Jüngeren Datums ist der Techno-Roman „Liebestänze“ des „RollingStone“Chefredakteurs Rainer Schmidt. Letzten Sommer erschienen (und von den Feuilletons kaum beachtet), erzählt er, wie Mitte der neunziger Jahre die TechnoSause abging, von der Love Parade über den Tresor und das E-Werk, den Vorläufern des Berghain, bis zum Mayday-Wochenende. Sein Held Felix ist ein Düsseldorfer Bankmanager, der die Schnauze voll hat, zwar nicht ganz aussteigt, sich aber in Berlin mehr aufs Nachtleben als auf seinen Job konzentriert: „Felix liebte diesen Moment. Wenn er aus dem Club hinaus ins Licht stolperte und in der ganz eigenen Erfahrungsblase durch die Normalrealität surfte. Im Kopf tänzelten die Eindrücke und Gedanken der Nacht nach, im Takt des langsam sich nur verflüchtigenden Beats. (...). Es war diese besondere Aura der Nacht, die Botschaft von etwas Neuem und immer auch Fremden, die ihm so vertraut wie lieb war, eine eigene Karma-Glocke, (...), ein kurzes Echtwelt-Gastspiel auf dem Weg nach Hause.“

Schmidt gelingt es immer wieder mal, diese besondere Aura der Nacht einzufangen, eine scheinbar längst vergangene Zeit heraufzubeschwören, und doch wird auch bei ihm aus den immer härteren Techno-Abfahrten, den immer noch schöneren Ecstasy-Höhepunkten kein wirklich fesselnder Roman - und schon gar keine große Literatur. Wo die Sprache keine literarische, sondern mehr eine journalistische ist, muss die Geschichte mehr hergeben, und daran hapert es bei Schmidt ein wenig. Ein Zeitzeugnis ist „Liebestänze“ allemal, genau wie Airens „Strobo“-Roman.
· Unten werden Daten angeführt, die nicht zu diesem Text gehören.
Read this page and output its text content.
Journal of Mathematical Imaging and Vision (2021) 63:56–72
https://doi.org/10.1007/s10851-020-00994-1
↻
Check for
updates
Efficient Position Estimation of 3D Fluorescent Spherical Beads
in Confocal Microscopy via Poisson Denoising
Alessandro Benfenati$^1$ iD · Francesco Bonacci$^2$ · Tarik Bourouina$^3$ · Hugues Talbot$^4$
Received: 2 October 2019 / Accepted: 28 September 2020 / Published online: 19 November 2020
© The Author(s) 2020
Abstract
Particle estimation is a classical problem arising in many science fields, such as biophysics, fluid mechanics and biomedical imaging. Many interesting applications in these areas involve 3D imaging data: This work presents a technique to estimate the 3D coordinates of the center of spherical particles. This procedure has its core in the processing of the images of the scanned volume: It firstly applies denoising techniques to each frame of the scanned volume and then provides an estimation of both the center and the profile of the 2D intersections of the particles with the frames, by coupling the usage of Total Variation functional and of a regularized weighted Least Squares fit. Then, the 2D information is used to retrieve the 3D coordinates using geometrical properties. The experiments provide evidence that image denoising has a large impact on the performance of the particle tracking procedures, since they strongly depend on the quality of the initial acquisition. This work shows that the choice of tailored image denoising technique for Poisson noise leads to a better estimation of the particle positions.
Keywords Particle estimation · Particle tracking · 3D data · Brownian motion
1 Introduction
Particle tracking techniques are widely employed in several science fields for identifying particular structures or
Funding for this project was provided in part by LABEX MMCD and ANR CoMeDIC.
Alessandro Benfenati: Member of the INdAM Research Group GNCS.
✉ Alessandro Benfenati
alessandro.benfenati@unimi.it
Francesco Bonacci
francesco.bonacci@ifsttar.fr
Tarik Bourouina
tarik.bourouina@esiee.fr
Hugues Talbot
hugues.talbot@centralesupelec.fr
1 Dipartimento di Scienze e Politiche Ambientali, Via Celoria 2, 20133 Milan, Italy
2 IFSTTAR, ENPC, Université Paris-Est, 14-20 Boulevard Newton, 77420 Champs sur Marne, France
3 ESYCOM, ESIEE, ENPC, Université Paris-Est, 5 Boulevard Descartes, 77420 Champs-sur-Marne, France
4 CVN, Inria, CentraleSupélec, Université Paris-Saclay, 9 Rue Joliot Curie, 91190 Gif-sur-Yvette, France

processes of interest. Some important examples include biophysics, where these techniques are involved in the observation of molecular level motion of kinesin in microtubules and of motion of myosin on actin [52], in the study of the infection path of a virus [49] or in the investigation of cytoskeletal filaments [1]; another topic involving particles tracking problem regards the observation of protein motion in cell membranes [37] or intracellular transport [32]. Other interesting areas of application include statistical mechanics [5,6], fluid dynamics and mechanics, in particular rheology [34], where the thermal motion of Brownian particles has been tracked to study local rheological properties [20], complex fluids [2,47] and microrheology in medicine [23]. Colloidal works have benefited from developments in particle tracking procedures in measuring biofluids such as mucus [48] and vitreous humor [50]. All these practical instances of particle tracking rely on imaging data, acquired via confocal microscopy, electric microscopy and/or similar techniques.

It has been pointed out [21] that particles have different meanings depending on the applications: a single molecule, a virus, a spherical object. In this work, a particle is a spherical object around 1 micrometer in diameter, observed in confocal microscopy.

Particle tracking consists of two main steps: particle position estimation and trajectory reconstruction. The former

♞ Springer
Nur die „Proust’schen Blitze der Subversion“, wie sie Bernd Caillouxs Roman „Das Geschäftsjahr 1968/69“ erleuchtet haben, die finden sich hier nirgends. Was dann aber auch kein Wunder ist. Als der Berliner Schriftsteller Bernd Cailloux 2005 seine Erinnerungen an die Urszenen der Clubkultur zu einem Roman formte, einen Entwicklungsroman erster Güte, mit Drogen, Disco, Sex und allem, war er schon über sechzig Jahre alt. Jede Erinnerung, auch die an ein ausschweifendes Clubleben, und gerade so sie zu Literatur werden soll, braucht ihre Zeit.